Machiavelli was a historian. In fact, he was commissioned to write a history of Florence. He was also something of a linguist, a bit pedantic in that area, to tell the truth. Like all those guys, sometimes he was right. What is less obvious from our distance in time is that he was also a poet and playwright, some of his stage works being well known to contemporary audiences, having received numerous performances.

But it is the political controversy that is The Prince that we know Nicholas Machiavelli for. He wrote the work after analyzing the habits, achievements and tactics of one Cesare Borgia, with whom he served during the prince’s most successful times. Now Cesare did not stand out for his negotiation skills. He was undoubtedly a man of action. He was usually willing to fight, in fact, whenever the opportunity arose. To him, it seems that a quick war occupied the same space in his life as his next meal. Machiavelli’s own account of a conversation with Cesare relates that: “(Lucca) was a rich city and a fine morsel for a gourmet.” Then, commenting on Cesare’s methods, Machiavelli records that a certain Messer Ramiro had been cut in two and left in Cesena’s square for everyone to see the work. His death “was the pleasure of the prince, who shows us that he can make and unmake men according to his own merits.” So Cesare ate cities for sandwiches and half people for dessert. He was moderately successful for a time, it must be said, so it is not surprising that Machiavelli incorporates his policies and practices as a prescriptive method into his own manual on statecraft.

But the methods never transferred easily. To survive, he tells us, states need money, since states are only respected if they have armies. Similarly, political power, it seems, can only be increased through wealth and the ability to buy strength. And it was money that finally deserted Machiavelli when gainful employment as a diplomat dried up to nothing.
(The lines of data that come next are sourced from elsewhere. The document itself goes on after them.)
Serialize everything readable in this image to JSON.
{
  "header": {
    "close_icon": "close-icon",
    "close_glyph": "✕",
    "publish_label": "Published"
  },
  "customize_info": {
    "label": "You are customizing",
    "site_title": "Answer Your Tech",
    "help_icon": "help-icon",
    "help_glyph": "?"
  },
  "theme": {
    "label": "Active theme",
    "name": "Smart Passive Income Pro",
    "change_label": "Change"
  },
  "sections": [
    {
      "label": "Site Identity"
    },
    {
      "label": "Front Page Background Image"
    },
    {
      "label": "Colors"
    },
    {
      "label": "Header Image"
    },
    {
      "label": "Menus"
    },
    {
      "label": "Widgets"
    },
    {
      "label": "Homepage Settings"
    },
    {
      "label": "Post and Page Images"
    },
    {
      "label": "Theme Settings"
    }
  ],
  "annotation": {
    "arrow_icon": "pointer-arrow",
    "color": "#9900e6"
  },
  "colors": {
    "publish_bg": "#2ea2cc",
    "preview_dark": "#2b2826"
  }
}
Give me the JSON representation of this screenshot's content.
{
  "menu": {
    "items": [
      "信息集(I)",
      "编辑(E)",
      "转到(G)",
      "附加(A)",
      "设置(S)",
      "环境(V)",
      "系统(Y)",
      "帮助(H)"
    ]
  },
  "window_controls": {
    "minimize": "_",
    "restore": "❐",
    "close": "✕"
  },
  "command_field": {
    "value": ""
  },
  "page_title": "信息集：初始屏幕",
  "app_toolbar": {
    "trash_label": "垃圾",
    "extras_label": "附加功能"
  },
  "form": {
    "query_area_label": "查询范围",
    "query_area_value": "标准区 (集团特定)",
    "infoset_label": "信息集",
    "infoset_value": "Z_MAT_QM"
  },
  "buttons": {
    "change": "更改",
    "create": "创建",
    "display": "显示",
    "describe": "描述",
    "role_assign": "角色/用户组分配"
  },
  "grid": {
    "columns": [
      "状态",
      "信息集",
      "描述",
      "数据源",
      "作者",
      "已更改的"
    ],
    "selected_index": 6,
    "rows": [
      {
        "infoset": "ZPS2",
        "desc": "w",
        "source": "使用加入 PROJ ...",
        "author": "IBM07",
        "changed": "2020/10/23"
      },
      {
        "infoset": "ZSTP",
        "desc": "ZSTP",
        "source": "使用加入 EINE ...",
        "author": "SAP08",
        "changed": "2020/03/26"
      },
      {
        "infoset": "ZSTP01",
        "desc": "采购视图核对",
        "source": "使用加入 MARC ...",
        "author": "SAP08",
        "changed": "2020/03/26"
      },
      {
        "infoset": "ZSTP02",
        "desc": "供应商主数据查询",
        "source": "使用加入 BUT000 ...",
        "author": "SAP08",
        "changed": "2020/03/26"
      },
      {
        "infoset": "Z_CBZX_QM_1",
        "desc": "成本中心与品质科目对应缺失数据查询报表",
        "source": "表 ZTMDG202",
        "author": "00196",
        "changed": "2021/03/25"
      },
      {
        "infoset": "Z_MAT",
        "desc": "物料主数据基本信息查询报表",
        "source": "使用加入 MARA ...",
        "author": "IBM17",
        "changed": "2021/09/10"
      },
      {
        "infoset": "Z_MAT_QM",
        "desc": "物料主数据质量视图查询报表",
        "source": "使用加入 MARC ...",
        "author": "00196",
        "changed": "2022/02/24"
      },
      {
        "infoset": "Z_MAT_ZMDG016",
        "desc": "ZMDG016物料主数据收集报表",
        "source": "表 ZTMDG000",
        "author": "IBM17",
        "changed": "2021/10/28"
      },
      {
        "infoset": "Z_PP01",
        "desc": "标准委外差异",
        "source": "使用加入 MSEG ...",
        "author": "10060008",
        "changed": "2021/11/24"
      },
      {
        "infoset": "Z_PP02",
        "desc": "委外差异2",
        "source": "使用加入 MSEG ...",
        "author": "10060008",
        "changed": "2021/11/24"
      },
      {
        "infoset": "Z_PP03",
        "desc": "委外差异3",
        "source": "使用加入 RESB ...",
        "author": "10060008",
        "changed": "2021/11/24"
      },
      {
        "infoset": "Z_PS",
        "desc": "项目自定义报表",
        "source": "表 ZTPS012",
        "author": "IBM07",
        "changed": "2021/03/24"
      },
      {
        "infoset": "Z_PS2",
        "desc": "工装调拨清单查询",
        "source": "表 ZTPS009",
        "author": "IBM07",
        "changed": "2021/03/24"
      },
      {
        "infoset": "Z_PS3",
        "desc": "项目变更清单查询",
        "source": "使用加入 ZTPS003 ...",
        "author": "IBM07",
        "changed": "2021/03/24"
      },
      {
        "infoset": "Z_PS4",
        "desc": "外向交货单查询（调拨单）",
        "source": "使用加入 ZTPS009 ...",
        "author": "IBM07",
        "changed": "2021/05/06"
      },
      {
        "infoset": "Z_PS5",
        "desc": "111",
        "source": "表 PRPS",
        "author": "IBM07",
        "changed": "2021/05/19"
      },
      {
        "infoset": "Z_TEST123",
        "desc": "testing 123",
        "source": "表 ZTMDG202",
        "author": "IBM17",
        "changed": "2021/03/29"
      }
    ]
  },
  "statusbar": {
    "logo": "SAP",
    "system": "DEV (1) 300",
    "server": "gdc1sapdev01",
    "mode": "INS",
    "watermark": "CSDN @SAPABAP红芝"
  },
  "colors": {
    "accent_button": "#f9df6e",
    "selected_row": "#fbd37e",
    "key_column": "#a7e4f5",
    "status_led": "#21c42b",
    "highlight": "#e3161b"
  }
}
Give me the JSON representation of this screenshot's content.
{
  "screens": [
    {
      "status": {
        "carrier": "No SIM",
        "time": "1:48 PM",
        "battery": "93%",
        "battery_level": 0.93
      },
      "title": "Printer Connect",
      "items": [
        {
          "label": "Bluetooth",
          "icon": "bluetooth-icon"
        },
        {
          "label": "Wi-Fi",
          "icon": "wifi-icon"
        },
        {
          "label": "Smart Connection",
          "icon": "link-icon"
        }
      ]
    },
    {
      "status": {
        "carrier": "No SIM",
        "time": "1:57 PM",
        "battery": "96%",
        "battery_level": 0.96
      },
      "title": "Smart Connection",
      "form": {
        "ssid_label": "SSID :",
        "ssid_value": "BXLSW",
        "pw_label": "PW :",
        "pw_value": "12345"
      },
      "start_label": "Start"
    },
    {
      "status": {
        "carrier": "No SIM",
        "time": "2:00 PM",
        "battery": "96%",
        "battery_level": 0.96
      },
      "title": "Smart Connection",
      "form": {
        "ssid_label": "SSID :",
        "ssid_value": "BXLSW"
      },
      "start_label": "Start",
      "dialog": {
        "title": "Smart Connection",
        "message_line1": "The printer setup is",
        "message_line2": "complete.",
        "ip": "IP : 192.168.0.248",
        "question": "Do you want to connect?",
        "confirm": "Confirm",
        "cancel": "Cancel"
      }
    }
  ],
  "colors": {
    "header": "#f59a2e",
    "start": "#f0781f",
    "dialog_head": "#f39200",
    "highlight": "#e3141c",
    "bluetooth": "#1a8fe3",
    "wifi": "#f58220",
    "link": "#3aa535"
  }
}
The Medicis did not trust him, despite the fact that his own role had always been that of a writer, a kind of statesman, a civil servant. And so, when the job in politics dried up, he turned his hand to history.

Not, of course, that she had never parted with him. Machiavelli lived in a time of princes and emperors. Two of the latter invaded the Italian peninsula from the north during his lifetime, one a Frenchman and the other a variety of Habsburgs. Medici came and went and came back again. The popes did the same, but not with the same identity, since they came from different families, or even with the same objectives, except the advancement of the family interests that they represented. In Machiavelli’s time, the popes behaved like the emperors they are, and all wars were obviously just, as long as benefits were obtained. And just to underscore the fact that times have hardly changed, Machiavelli saw a religious fundamentalist capture the popular imagination through a puritanical message, only to be destroyed by that same popular imagination when he moved on. At the beginning of the 16th century, it seems that austerity fueled by a guilt complex had only been temporarily hidden.

JR Hale’s book is thus a glowing reminder that within every icon is a story, and that history is peopled by real people, characters who drive events and create the future. These real people, on occasions, are eternalized as icons, fixed in their own time, but capable of being transferred to any other to meet the needs of those who need their support. If only those iconic figures had known that at the time, then they might have behaved differently. However, when icons are again reduced to mere people, they again become interesting, well-rounded and attractive individuals, and this is what we discover through Hale’s book on Niccolo Machiavelli.

And if we feel that Machiavelli has nothing to say about today’s politics, let us reflect on these words of his: “For some time now I have never said what I believe, nor do I believe what I say, and if I speak the truth, I wrap it in so many lies that it is difficult to reach him”.